The hero may have a ‘mentor’, this is usually a wise person who has experienced something similar if their life, and this turns out to be related to the hero’s dilemma. The mentor is a prophetic character who guides the hero, advises him on how to evade, and tackle, the shadowy organisation. He may also save the hero, sacrificing himself to add further motivation for the hero to expose the conspiracy. Along the way, the hero may create his own team, or, more likely, work on his own. He may have a helper inside the shadowy organisation, or a journalist, who is able to provide limited assistance. The protagonist may have a ‘buddy’ with a moral conscience, or some peripheral contact who turns out to be incredibly useful (by providing access to a secret facility, equipment, or information).

Another support character, the love interest, assists him and may act as his public face (when he is in hiding), as well as providing an external reaction to his inner emotional turmoil.
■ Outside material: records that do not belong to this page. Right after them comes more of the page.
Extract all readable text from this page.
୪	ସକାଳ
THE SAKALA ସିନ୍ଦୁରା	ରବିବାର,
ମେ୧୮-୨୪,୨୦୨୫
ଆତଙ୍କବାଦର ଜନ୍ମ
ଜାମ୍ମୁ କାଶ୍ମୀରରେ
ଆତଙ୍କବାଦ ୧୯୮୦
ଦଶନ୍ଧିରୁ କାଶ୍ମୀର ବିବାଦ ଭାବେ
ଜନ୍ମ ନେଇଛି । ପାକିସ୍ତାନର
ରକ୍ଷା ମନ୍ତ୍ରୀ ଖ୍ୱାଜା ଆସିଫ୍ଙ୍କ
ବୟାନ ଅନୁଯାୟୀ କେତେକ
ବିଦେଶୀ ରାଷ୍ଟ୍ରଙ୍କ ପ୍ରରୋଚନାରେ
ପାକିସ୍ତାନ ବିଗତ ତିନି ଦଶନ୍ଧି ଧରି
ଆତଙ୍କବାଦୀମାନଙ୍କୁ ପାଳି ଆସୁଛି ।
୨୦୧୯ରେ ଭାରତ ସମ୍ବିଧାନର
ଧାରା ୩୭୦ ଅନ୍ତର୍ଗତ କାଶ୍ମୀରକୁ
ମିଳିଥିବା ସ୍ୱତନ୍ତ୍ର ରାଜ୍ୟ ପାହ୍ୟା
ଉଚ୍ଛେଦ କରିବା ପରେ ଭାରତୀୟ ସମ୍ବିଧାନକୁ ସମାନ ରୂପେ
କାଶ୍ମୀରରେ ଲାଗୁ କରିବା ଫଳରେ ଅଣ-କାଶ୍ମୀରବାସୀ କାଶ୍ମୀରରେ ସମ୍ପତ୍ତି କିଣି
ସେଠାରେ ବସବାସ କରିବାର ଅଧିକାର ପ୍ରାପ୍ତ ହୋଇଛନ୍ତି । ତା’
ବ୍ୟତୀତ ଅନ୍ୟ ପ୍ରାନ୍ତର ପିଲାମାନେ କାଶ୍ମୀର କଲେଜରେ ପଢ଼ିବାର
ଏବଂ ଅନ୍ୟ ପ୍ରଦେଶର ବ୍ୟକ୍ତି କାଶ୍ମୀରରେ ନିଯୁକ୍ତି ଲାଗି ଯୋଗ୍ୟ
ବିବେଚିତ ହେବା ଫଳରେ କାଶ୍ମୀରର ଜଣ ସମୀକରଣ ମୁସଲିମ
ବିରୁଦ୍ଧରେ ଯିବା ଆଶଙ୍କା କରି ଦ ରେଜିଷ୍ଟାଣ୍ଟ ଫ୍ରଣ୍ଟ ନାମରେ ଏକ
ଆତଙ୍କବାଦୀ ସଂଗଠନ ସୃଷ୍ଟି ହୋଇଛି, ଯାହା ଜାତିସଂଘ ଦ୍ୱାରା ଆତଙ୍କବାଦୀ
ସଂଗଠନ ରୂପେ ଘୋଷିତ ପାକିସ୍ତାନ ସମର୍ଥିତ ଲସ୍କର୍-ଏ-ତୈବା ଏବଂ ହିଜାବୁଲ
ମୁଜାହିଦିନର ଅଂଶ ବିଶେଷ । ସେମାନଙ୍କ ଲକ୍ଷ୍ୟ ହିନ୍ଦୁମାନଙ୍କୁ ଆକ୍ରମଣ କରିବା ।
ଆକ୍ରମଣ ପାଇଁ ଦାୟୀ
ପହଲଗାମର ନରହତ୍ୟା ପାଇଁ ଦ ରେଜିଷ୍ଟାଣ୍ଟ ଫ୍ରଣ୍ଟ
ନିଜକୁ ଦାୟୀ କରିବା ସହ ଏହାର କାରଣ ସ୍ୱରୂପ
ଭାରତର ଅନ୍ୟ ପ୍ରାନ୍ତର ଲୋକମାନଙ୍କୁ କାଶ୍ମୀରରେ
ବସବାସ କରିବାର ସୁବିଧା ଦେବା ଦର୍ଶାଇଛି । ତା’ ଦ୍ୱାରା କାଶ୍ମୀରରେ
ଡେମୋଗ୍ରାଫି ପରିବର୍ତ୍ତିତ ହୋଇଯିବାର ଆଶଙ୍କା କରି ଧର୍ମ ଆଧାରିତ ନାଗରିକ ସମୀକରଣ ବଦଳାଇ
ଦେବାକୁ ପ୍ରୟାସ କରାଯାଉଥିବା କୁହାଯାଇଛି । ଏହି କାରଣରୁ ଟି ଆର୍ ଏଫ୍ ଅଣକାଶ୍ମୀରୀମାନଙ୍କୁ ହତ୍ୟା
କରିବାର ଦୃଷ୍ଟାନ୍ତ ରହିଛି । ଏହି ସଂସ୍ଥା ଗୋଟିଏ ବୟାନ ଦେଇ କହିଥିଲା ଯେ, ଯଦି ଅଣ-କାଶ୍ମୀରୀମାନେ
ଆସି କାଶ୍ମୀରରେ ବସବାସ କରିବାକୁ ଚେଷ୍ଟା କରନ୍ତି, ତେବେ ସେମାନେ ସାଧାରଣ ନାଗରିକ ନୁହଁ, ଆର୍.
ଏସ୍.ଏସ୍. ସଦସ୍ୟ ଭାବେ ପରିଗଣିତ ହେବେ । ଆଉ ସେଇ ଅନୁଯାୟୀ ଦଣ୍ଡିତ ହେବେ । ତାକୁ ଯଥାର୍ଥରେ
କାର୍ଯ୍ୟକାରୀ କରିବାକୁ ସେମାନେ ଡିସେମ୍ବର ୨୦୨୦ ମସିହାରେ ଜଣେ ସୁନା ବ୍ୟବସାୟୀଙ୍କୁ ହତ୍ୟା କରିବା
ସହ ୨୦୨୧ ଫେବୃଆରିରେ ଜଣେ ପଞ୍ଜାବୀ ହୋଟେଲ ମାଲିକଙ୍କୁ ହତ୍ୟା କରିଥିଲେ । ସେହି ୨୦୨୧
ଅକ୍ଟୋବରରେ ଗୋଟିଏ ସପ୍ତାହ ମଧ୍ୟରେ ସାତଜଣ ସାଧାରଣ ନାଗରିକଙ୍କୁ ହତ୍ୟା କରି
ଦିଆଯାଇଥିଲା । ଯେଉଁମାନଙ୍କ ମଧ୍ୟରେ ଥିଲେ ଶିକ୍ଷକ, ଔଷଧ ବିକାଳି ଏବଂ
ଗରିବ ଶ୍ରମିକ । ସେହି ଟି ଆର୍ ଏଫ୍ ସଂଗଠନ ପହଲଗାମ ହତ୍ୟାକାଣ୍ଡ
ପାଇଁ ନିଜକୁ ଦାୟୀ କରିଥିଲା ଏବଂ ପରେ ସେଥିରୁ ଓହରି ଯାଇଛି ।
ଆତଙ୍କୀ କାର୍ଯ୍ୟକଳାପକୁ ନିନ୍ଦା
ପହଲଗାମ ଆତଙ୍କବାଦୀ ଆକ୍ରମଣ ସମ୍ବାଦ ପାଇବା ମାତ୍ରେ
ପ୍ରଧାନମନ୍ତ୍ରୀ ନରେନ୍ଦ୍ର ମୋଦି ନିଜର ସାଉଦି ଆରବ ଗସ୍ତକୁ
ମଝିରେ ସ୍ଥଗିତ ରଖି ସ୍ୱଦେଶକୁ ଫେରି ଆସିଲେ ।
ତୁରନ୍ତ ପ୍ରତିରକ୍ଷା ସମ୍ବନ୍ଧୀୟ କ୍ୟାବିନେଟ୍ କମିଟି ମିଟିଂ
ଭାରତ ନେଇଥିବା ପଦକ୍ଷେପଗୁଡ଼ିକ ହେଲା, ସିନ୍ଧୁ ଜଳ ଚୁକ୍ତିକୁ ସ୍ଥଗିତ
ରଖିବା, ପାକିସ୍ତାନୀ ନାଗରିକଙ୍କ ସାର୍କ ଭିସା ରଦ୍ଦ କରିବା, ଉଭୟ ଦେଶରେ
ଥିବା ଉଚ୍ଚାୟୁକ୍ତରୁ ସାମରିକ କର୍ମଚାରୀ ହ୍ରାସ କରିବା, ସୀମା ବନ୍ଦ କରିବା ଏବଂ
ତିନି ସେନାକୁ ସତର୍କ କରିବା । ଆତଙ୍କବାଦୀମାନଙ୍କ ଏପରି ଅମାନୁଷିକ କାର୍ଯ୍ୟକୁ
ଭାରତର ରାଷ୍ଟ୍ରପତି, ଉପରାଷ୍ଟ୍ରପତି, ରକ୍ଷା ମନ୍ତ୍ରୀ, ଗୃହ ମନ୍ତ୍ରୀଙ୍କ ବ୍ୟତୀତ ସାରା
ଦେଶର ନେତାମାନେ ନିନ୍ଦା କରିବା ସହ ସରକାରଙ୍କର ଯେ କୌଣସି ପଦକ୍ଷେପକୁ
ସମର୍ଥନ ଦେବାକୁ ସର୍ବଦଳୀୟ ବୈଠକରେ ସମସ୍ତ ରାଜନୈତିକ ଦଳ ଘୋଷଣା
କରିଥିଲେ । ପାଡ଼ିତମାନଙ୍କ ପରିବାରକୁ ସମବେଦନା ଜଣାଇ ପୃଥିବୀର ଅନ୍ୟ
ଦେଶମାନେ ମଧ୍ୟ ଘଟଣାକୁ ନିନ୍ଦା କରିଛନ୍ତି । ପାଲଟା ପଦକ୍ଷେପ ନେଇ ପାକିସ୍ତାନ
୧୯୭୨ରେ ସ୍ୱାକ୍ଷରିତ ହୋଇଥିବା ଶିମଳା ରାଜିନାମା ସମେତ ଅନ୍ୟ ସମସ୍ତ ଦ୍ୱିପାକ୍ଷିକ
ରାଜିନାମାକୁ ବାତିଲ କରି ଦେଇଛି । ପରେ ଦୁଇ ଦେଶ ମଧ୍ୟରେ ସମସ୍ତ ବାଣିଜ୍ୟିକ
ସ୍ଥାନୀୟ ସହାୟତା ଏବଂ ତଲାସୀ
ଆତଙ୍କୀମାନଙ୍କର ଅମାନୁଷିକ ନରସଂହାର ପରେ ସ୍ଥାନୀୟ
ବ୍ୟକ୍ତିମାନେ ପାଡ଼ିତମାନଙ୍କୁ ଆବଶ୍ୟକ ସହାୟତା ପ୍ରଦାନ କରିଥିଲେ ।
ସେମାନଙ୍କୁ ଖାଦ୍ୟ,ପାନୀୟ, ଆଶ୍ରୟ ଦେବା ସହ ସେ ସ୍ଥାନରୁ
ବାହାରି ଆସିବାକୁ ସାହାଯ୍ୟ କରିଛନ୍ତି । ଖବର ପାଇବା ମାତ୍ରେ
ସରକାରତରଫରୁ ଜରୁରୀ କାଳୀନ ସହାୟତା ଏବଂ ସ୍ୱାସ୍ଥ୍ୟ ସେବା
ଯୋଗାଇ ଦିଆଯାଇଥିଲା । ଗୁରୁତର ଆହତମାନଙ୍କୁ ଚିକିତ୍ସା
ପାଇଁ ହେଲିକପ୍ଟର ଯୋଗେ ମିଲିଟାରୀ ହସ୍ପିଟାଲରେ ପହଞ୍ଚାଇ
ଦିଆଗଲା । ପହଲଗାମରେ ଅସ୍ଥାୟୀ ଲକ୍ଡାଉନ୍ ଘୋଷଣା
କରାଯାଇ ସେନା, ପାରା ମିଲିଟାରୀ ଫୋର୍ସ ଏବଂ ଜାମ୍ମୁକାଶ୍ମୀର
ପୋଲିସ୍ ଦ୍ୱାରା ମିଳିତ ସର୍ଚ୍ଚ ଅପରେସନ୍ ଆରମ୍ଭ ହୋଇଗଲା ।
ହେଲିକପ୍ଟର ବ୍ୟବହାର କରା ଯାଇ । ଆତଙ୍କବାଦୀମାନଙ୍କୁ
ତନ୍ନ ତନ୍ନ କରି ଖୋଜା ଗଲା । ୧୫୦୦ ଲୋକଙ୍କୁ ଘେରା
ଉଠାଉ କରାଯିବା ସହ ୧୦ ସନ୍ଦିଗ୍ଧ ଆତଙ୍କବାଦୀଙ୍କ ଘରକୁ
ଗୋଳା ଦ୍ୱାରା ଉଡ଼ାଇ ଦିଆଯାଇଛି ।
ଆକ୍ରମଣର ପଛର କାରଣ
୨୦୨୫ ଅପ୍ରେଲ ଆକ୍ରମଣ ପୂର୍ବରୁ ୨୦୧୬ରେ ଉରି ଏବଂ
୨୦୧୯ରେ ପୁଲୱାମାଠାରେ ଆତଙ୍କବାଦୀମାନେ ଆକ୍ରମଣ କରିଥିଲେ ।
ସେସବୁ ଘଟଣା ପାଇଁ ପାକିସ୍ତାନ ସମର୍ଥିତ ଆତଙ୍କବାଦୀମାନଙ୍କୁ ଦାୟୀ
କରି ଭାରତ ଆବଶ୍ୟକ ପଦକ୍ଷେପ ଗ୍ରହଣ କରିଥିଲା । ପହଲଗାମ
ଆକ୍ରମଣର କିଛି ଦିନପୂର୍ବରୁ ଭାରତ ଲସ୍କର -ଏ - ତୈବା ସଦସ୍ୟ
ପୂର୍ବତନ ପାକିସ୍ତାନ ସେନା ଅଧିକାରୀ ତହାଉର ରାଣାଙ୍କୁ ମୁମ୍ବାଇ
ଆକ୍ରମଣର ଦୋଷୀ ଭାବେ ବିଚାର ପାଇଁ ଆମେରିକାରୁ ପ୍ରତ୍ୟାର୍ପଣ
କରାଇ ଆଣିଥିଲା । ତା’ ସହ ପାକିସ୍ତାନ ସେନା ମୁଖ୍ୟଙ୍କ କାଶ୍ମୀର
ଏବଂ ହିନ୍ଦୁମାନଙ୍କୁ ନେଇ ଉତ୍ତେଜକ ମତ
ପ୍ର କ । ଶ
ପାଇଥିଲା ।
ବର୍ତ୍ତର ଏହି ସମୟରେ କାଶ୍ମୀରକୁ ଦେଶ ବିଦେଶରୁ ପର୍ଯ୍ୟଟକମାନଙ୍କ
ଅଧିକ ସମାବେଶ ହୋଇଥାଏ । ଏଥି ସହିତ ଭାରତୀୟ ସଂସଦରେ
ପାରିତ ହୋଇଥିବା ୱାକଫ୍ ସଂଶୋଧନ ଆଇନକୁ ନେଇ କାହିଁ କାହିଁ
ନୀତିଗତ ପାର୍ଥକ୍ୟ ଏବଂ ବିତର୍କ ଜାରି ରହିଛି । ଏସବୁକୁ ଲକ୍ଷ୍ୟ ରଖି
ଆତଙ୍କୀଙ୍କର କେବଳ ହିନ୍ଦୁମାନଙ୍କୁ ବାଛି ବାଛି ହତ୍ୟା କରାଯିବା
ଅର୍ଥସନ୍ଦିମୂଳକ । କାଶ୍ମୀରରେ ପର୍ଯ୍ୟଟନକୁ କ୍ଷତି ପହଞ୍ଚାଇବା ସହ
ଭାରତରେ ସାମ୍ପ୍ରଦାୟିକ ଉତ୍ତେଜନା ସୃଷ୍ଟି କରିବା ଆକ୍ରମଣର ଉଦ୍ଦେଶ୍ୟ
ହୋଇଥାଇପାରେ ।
The hero’s goal is to expose the lie, sometimes this is also the basis for another story genre, the disaster movie (for example, the hero notices the danger of inadequate safety, which the organisation refuses to admit). Once the truth is exposed – with the all-important evidence to back it up – the organisation, or renegade group within it, automatically capitulates, or flees: because ‘the game is up’ for them and they know it. The remaining ‘dark’ forces are either killed or rounded up by the authorities, who finally realise what has been happening. The shadowy group, or organisation, is a modern ‘monster’ that must be overcome. It can only be slain by exposing the lie.